- 1) la coordination des étudiants réunie dans le quartier du bazard déclare qu’elle va annoncer le gouvernement provisoire qu’elle souhaite.
- 2) les généraux ont décrété le couvre-feu. Il n’est pas respecté. Les camions militaires ont descendu, dans l’autre sens que la manifestation géante, l’avenue par où le pouvoir a été renversé, sous des huées et en menaçant la foule sur les côtés.
Une course de vitesse s’engageait entre les généraux, représentant la continuité de l’Etat, et la coordination « étudiante », qui est de fait beaucoup plus qu’une coordination étudiante – ci-dessous, photo provenant du compte Facebook de Jacques Chastaing :
Double hésitation : les généraux hésitaient entre tenter la répression, insister sur « l’ordre » et le « couvre-feu » et appeler la coordination à collaborer avec eux ; celle-ci appelait à imposer la légitimité « de la rue », annonçait de sa propre autorité la dissolution du parlement (envahi et occupé par les manifestants) et la tenue prochaines d’élections réellement libres, discutait sans doute des appels du pied mêlés de menaces des généraux, et sortait finalement de son chapeau une proposition susceptible de s’imposer comme transition : confier la présidence d’un « gouvernement intérimaire » à Mohammed Yunus.
Mohammed Yunus – 84 ans -, prix Nobel de la paix et « Nobel » d’économie, est le théoricien et praticien du « micro-crédit », dont le principe est assez simple : en prêtant aux pauvres à des taux bas et non pas usuraires, ils peuvent s’équiper et rembourser, et un le système capitaliste du crédit, central dans le fonctionnement du capital, peut mieux se développer. M. Yunus était en butte à des procès liés à la gestion de la Grameen Bank (« Banque villageoise), qu’il a fondée, et plus particulièrement de la multinationale formée par la Grameen Bank avec le trust Danone, procès appuyés par le pouvoir de Cheik Hasina.
Dans un premier temps, il a décliné l’offre, puis l’a acceptée dans un second temps, en déclarant vouloir aider à garantir la tenue d’élections vraiment libres, ajoutant que le 5 août 2024, qui est déjà entré dans la mémoire sous le nom de la « Longue marche d’un jour », constitue la seconde accession du Bangladesh à l’indépendance après la guerre de libération contre le Pakistan de 1971.
Il semble à cette heure assez probable que la « formule Mohamed Yunus » va faire l’accord des généraux et de la Coordination « étudiante ». Soyons clairs : cette solution d’attente ne règle rien.
Qui doit assurer la sécurité au quotidien dans le pays ? Dans la capitale, l’armée est à la manœuvre pour reprendre le contrôle.

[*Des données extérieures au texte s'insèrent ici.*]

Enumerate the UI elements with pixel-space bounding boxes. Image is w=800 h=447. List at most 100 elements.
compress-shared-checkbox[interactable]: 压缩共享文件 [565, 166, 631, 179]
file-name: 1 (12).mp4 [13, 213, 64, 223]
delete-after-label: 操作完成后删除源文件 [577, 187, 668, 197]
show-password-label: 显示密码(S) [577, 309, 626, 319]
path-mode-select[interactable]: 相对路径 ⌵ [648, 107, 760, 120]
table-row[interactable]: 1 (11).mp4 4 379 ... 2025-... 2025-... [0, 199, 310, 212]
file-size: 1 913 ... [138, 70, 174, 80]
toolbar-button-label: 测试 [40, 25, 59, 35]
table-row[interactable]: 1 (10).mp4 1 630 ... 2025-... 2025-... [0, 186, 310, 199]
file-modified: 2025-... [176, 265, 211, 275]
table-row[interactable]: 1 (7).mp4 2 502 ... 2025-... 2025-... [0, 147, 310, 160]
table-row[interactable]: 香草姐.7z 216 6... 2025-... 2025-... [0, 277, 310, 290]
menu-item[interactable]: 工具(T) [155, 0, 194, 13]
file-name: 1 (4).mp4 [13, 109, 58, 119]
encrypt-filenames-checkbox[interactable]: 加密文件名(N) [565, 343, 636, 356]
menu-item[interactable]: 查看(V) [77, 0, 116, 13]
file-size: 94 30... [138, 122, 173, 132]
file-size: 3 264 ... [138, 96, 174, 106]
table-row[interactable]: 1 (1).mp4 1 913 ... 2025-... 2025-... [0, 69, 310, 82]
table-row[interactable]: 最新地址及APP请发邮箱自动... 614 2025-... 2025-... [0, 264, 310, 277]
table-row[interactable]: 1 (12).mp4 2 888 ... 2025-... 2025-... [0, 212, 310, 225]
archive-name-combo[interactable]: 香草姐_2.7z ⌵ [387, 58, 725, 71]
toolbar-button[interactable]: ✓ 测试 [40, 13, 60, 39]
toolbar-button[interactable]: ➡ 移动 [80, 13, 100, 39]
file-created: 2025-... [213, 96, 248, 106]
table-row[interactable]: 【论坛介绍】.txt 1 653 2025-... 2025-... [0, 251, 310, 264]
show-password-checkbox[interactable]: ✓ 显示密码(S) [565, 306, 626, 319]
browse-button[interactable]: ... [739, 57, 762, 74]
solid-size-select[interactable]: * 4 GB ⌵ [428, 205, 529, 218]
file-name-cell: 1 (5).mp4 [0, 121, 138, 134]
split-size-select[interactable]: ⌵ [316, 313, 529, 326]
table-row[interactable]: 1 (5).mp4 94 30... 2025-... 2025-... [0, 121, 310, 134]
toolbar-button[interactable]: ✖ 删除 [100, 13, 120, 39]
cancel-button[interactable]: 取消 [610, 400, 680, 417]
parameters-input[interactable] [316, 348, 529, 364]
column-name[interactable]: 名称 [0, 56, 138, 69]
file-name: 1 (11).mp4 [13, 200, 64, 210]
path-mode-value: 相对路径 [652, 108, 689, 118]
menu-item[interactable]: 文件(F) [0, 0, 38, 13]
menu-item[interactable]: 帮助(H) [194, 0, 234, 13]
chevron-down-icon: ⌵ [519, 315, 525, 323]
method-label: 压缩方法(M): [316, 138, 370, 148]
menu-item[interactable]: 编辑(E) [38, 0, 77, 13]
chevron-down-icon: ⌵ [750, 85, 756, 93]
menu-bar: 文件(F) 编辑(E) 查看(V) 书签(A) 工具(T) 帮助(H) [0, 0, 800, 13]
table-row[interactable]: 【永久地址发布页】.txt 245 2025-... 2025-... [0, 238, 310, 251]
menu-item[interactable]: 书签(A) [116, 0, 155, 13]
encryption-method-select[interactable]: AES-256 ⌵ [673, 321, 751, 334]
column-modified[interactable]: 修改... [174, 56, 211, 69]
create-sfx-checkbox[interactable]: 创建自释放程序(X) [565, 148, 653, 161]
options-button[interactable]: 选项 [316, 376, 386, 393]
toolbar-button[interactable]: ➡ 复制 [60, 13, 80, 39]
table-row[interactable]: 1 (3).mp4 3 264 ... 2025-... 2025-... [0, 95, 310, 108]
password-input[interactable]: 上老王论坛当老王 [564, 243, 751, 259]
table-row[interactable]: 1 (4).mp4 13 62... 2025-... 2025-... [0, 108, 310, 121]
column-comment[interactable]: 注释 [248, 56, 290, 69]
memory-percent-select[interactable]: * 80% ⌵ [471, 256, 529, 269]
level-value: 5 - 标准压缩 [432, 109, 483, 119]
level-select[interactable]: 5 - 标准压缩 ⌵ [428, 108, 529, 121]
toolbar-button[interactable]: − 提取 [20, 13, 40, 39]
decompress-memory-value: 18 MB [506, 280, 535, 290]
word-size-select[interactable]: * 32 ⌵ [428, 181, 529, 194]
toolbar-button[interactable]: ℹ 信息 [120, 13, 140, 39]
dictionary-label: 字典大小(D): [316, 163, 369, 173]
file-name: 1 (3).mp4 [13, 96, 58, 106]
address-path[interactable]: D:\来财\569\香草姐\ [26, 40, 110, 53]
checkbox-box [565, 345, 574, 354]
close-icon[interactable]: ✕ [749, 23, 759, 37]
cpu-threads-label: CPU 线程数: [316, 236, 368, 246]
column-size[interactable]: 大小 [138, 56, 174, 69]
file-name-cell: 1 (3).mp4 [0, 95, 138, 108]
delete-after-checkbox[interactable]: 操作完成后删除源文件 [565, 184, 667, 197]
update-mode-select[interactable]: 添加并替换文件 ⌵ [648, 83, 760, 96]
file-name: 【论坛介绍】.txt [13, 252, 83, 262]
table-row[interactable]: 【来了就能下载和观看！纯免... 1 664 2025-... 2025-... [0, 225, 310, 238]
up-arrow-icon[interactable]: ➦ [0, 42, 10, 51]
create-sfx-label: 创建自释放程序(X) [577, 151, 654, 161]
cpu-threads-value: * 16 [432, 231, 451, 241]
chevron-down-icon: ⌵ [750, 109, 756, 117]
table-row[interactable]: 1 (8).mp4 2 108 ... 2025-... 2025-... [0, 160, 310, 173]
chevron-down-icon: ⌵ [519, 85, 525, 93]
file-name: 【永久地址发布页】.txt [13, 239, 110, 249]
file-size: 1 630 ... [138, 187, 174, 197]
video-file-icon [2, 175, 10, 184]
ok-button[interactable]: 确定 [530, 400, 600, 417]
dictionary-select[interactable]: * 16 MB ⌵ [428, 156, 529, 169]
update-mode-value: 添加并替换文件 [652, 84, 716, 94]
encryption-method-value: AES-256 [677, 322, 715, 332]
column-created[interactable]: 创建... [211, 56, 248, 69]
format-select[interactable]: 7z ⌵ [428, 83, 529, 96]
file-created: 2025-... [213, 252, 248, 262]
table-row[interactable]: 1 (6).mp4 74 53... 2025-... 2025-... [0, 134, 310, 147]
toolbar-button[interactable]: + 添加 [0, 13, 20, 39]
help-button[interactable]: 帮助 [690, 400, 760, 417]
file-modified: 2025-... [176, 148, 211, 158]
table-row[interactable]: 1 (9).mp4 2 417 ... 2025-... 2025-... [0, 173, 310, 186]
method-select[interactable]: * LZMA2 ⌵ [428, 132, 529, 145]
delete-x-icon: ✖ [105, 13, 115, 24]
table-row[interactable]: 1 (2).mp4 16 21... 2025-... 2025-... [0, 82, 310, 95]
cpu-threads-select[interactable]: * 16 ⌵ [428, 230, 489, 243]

Dans tout le pays, la police et les miliciens du régime renversé ont disparu, et beaucoup ont été lynchés depuis hier – sans doute dans les 200. La foule ouvre les prisons, le ravitaillement s’organiser à partir d’initiatives autoorganisées d’en bas. La circulation dans les villes, les policiers ayant disparu, est assuré par des groupes de quartiers, par des étudiants, mais aussi par les islamistes qui ont, dans l’ensemble, été hors jeu ces dernières semaines.
La question suivante est : qui va organiser les élections, et d’ailleurs que s’agit-il d’élire une assemblée constituante effective ? Mohammed Yunus dans ses déclarations des dernières 24 heures affirme qu’avec le départ de Cheik Hasina, les problèmes sont réglés, la corruption va disparaître, et les élections seront donc transparentes et démocratiques.
En fait, elles ne le seront qu’à une et une seule condition : que la population s’organise comme elle a commencé à le faire et que ce soient la coordination étudiante, les comités de quartiers, les groupes assurant déjà le ravitaillement et la circulation, ainsi que les syndicats dont le puissant syndicat du textile, le NGWF qui, selon un communiqué de la CGT, vient de compter ses morts – 11 syndiqués, 4 responsables nationaux – qui prennent en main l’organisation des élections, et pas l’armée. C’est ainsi que, de manière concrète, se pose la question démocratique de la nature de l’Etat, c’est-à-dire des intérêts sociaux que sert l’Etat : ceux de l’immense majorité ou ceux du capital suivi de sa trainée répressive et corrompue, qui se cache sans doute aujourd’hui mais qui est toujours là.